Babad Angkara Murka

Babad Angkara Murka
Kitab Tri Deshi Babak Empat Puluh Sembilan


__ADS_3

Sebelumnya Nyi Roro Kidul, yang juga dikenal dengan nama Kandita, yang selalu menjemput kematian dan kebangkitan Sarti. Kadang ia datang dalam rupa balutan busana yang memeriahkan cahaya emas dan hijau tetapi tetap berwajah seorang putri nan cantik.


"Ampun, Kanjeng Ratu. Hamba tidak mengenali Kanjeng Ratu dengan segera. Mungkin karena keadaan hamba yang sedang sekarat seperti ini sehingga tidak mampu menjura, menghormat dan mengenal Kanjeng Ratu dengan baik," jawab Sarti sekuatnya.


Sang Ratu pemimpin laut Selatan ini tersenyum.


"Ah, kau ini, Sarti. Kami ‘kan memang hanya datang ketika kau di ambang kematian dan kebangkitan. Tak perlu berlagak sungkan seperti itu," ujar sang Ratu masih dengan gaya bicaranya yang tenang namun penuh wibawa.

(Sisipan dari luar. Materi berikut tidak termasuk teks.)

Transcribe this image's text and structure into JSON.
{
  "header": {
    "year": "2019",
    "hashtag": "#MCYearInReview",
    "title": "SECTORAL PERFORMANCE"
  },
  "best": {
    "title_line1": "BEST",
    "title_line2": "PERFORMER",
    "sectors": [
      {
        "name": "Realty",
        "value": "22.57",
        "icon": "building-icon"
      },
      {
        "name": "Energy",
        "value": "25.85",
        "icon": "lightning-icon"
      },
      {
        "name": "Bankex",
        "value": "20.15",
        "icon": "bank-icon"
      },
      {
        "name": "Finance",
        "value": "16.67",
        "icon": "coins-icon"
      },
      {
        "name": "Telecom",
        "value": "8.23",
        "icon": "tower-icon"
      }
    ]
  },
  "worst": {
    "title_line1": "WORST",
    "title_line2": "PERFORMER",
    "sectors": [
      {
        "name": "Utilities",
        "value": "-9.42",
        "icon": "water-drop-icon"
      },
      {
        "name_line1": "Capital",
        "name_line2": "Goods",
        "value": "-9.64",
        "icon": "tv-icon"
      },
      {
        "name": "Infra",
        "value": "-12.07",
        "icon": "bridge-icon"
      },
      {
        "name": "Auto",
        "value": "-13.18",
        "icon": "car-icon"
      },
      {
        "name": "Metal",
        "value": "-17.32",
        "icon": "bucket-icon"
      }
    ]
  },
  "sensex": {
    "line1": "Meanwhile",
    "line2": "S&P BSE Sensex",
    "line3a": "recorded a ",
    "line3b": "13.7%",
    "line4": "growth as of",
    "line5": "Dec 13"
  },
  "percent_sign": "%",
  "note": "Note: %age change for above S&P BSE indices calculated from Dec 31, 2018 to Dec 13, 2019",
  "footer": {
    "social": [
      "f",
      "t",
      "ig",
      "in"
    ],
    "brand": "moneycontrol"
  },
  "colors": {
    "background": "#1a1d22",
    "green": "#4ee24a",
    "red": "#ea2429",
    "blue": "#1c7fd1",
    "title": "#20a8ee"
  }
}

Memang banyak orang salah sangka dengan menyamakan figur Nyi Roro Kidul dan Kanjeng Ratu Kidul sebagai satu tokoh. Padahal, Kanjeng Ratu Kidul telah berumur ribuan tahun menjaga Samudra Hindia di bawah kekuasaannya dan menjadi kekuatan penyeimbang gaib di pulau Jawa bahkan Nusantara.

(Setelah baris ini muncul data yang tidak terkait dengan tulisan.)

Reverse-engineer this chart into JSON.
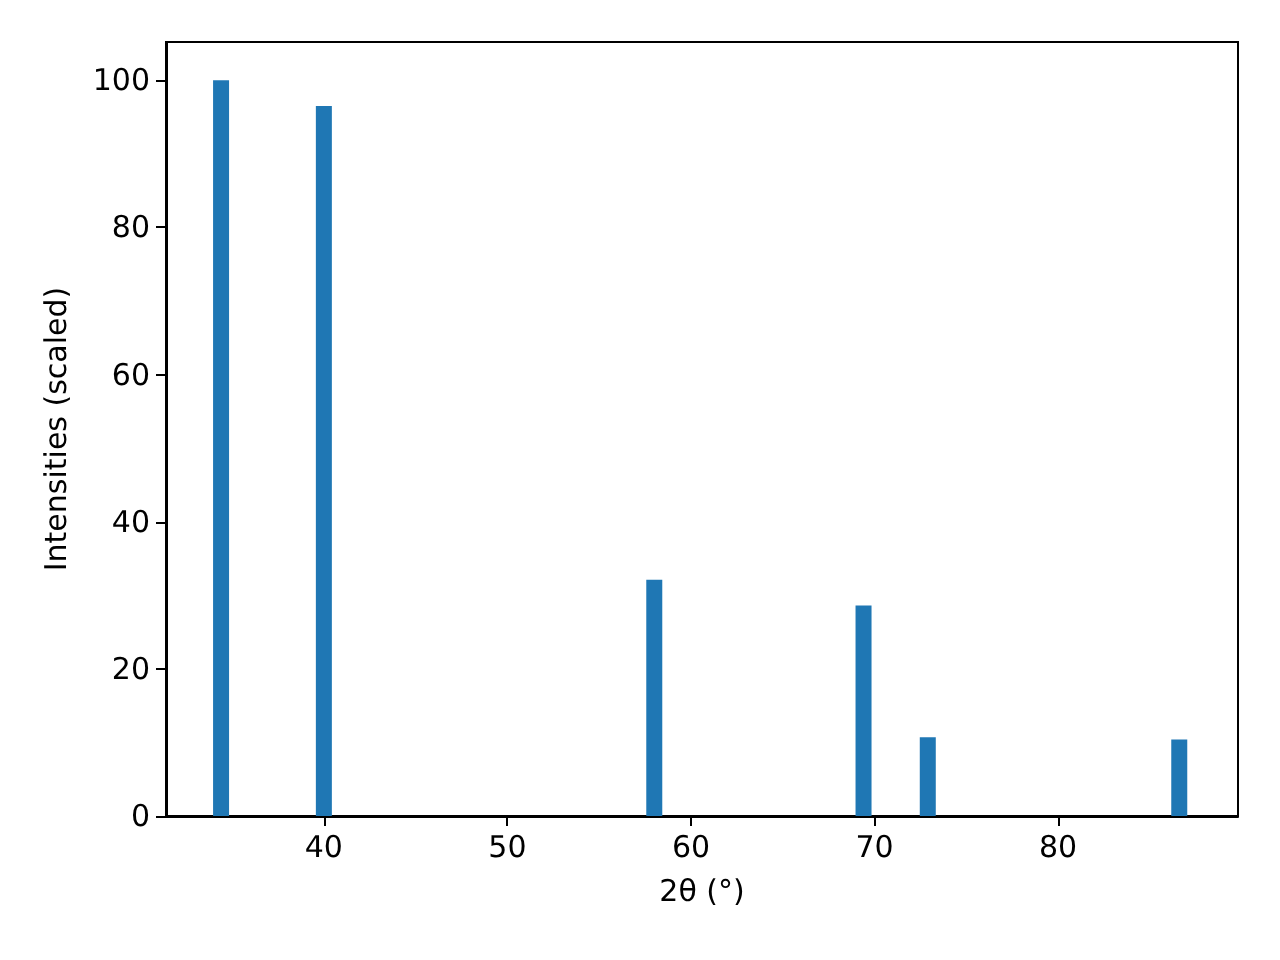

Sedangkan Nyi Roro Kidul adalah seorang Putri dari kerajaan Sunda yang memiliki jalan hidup mengenaskan, dibuang keluarga dan kerajaannya sendiri sehingga dijadikan pengabdi Keraton Samudra milik Kanjeng Ratu Kidul. Praktis Nyi Roro Kidul adalah bawahan setia Kanjeng Ratu Kidul.


Sampai sekarang Sarti tidak pernah tahu mengapa ia diberikan jalan ini oleh Keraton Laut Selatan, dan apa tujuan utamanya. Ia juga tak paham ketika sesekali Nyi Blorong dalam rupa mahluk setengah manusia setengah ular datang padanya, bukannya Nyi Roro Kidul atau Kanjeng Ratu Kidul sendiri.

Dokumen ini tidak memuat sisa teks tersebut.